RT: And what was the next move?
AC: Winnipeg. And by that time that was January 1975 and that to me was one of the most difficult things that we had done was move from where I was born which is really warm [former republic of Moldavia], to Israel which is warmer, to Belgium which is kind of wet, to Winnipeg which is just frigid, freezing cold and in 1975 the winters were harsh. I mean now obviously things, with Global Warming, things are a lot warmer. But, holy-moly, I hated Canada. [Laughter].
RT: How old were you then about eight?
AC: Seven and a half.
RT: And when did your attitude about that change?
AC: Like anything it takes time, a couple of years.

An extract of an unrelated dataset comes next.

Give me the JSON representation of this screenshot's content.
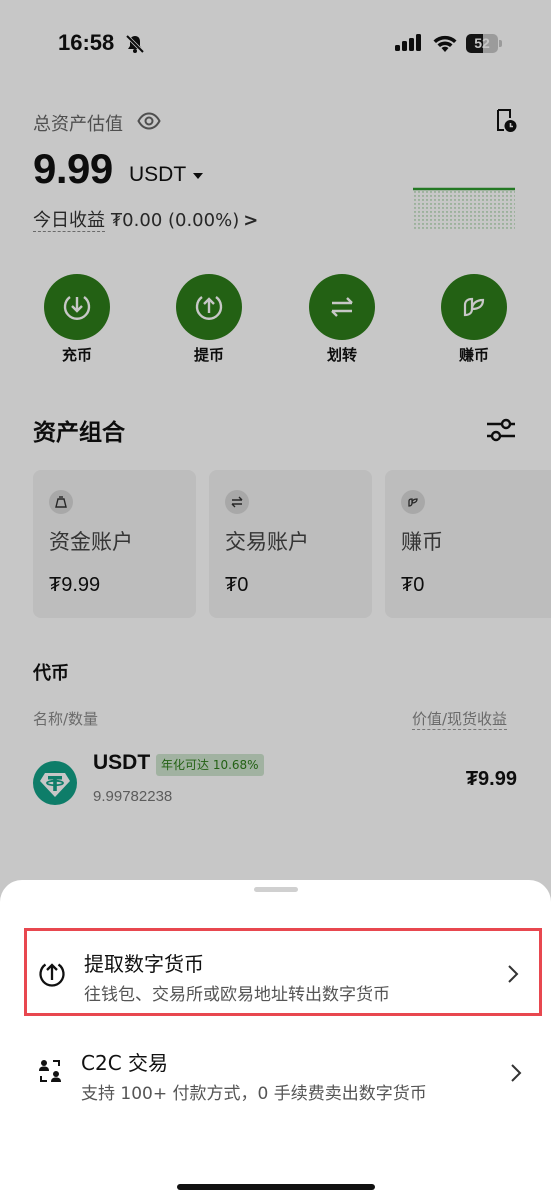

RT: Make friends and stuff.
AC: Yeah, that was hard too. I think when you come into a country and kids are mean sometimes when you have a bit of an accent. On top of it all it was the Eagle and the Bear, the cold war was going on and so people don’t see …
AC: Well don’t see beyond, even in a private Hebrew school, don’t see beyond the Russian part. Coming from a tough stock, coming from the school of hard knocks and surrounded by a lot of sheltered, very soft (I called the North American Jews very soft), thin skinned … I basically fought for my respect, you know, stood up for my rights. Maybe acquired a bit of a bully persona going throughout elementary and junior high school but if that’s what it took for me to gain respect I was going to get that, and that’s what it was and that’s fine.